An extensive search strategy led to the identification of eight studies, considerably more than earlier reviews. These questionnaires were described and rated on their psychometric quality on the basis of clearly defined criteria. Despite identifying nine studies that address at least one psychometric property of the MPCOSQ, a number of issues remain unresolved. These knowledge gaps should be the focus of future research. Our review also raises concerns about the quality of existing studies, because only half of these reached a quality level of more than 75%.
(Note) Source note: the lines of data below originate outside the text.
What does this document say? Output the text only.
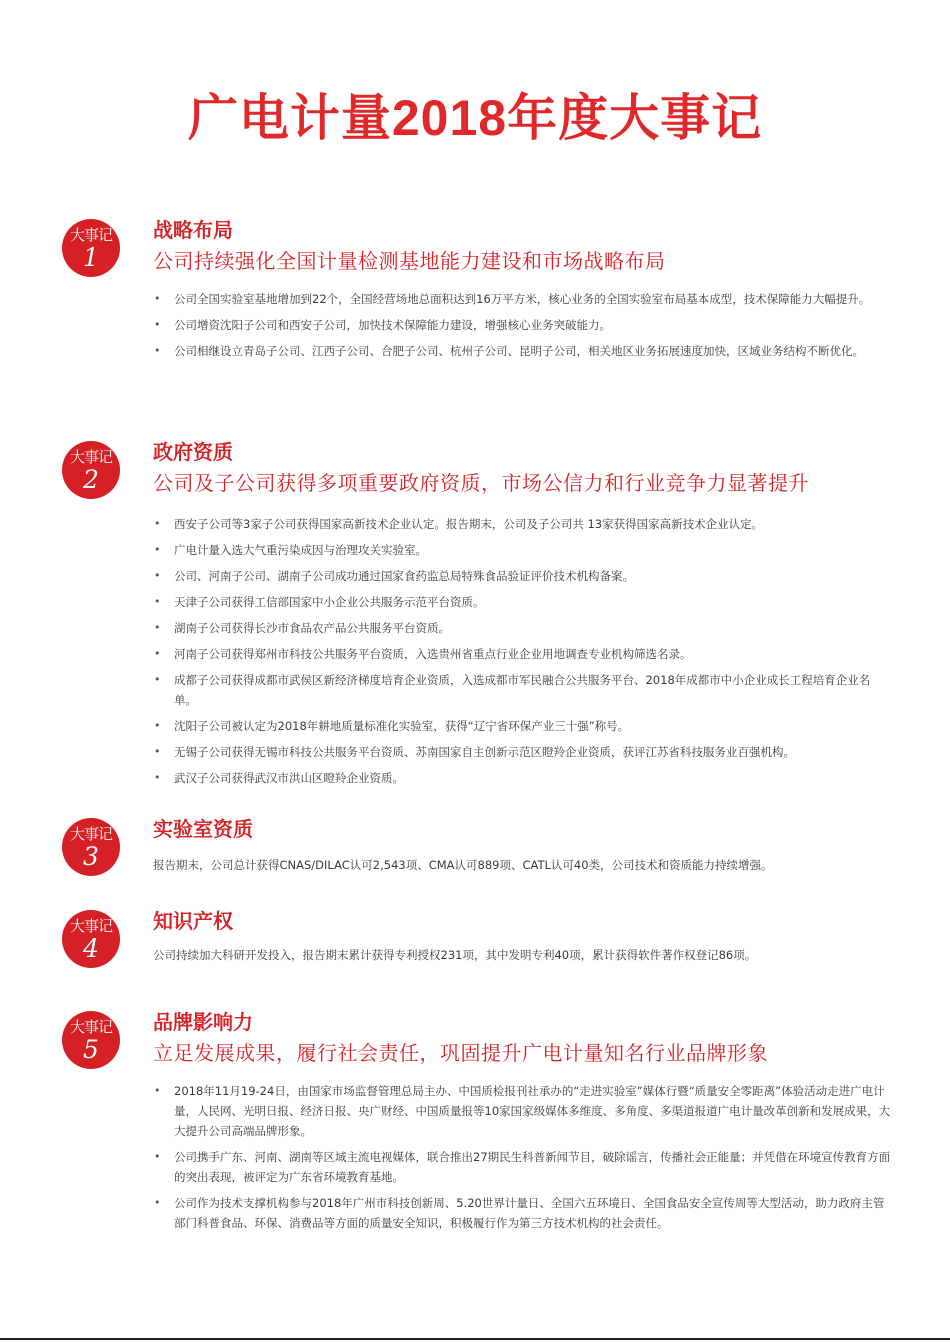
广电计量2018年度大事记
大事记
1
战略布局
公司持续强化全国计量检测基地能力建设和市场战略布局
• 公司全国实验室基地增加到22个，全国经营场地总面积达到16万平方米，核心业务的全国实验室布局基本成型，技术保障能力大幅提升。
• 公司增资沈阳子公司和西安子公司，加快技术保障能力建设，增强核心业务突破能力。
• 公司相继设立青岛子公司、江西子公司、合肥子公司、杭州子公司、昆明子公司，相关地区业务拓展速度加快，区域业务结构不断优化。
大事记
2
政府资质
公司及子公司获得多项重要政府资质，市场公信力和行业竞争力显著提升
• 西安子公司等3家子公司获得国家高新技术企业认定。报告期末，公司及子公司共 13家获得国家高新技术企业认定。
• 广电计量入选大气重污染成因与治理攻关实验室。
• 公司、河南子公司、湖南子公司成功通过国家食药监总局特殊食品验证评价技术机构备案。
• 天津子公司获得工信部国家中小企业公共服务示范平台资质。
• 湖南子公司获得长沙市食品农产品公共服务平台资质。
• 河南子公司获得郑州市科技公共服务平台资质，入选贵州省重点行业企业用地调查专业机构筛选名录。
• 成都子公司获得成都市武侯区新经济梯度培育企业资质，入选成都市军民融合公共服务平台、2018年成都市中小企业成长工程培育企业名单。
• 沈阳子公司被认定为2018年耕地质量标准化实验室，获得“辽宁省环保产业三十强”称号。
• 无锡子公司获得无锡市科技公共服务平台资质、苏南国家自主创新示范区瞪羚企业资质，获评江苏省科技服务业百强机构。
• 武汉子公司获得武汉市洪山区瞪羚企业资质。
大事记
3
实验室资质
报告期末，公司总计获得CNAS/DILAC认可2,543项、CMA认可889项、CATL认可40类，公司技术和资质能力持续增强。
大事记
4
知识产权
公司持续加大科研开发投入，报告期末累计获得专利授权231项，其中发明专利40项，累计获得软件著作权登记86项。
大事记
5
品牌影响力
立足发展成果，履行社会责任，巩固提升广电计量知名行业品牌形象
• 2018年11月19-24日，由国家市场监督管理总局主办、中国质检报刊社承办的“走进实验室”媒体行暨“质量安全零距离”体验活动走进广电计量，人民网、光明日报、经济日报、央广财经、中国质量报等10家国家级媒体多维度、多角度、多渠道报道广电计量改革创新和发展成果，大大提升公司高端品牌形象。
• 公司携手广东、河南、湖南等区域主流电视媒体，联合推出27期民生科普新闻节目，破除谣言，传播社会正能量；并凭借在环境宣传教育方面的突出表现，被评定为广东省环境教育基地。
• 公司作为技术支撑机构参与2018年广州市科技创新周、5.20世界计量日、全国六五环境日、全国食品安全宣传周等大型活动，助力政府主管部门科普食品、环保、消费品等方面的质量安全知识，积极履行作为第三方技术机构的社会责任。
Instrument development is a continuing procedure. The properties such as validity, reliability and responsiveness studied to date are not unchanging properties but specific to the instrument used in specific situation and population. More studies are needed to evaluate the MPCOSQ’ psychometric properties, with special attentions to the factorial validity, test-retest reliability using appropriate statistical measures, and defining the MID.
Clinicians looking for a disease-specific measure for assessing pre- and post-treatment symptom severity can be confident that the MPCOSQ is responsive to change, repeatable over time and that the scales measure what they purport to measure. The recommendation for future development of MPCOSQ presents at below:
  1. Future studies on the psychometric properties in different clinical groups are warranted and should specifically state hypotheses that are to be evaluated, including the specific psychometric property being analyzed, as well as the expected outcome.
  2. Studies that determine SEM and MID in different subgroups are needed to provide more accurate outcome evaluation.
  3. Qualitative studies and cognitive interviewing that evaluate how patients respond to items of the MPCOSQ would inform our understanding of self-reported disability as reflected on the MPCOSQ.
 
Conclusion
 
In summary, the MPCOSQ offers an acceptable patient based outcome measure of HRQOL status for which there is widespread acceptance on content and construct validity, reliability and internal consistency and it should be recommended for inclusion in future trials on PCOS interventions. However, future study related to factor and longitudinal validity, absolute error of measurement, minimal clinically important difference and responsiveness are needed.
 
Acknowledgments
 
This study was funded by a grant from Shahroud University of Medical Sciences, Shahroud, Iran.
 
Conflict of interest
 
The authors declare that they have no conflict of interest.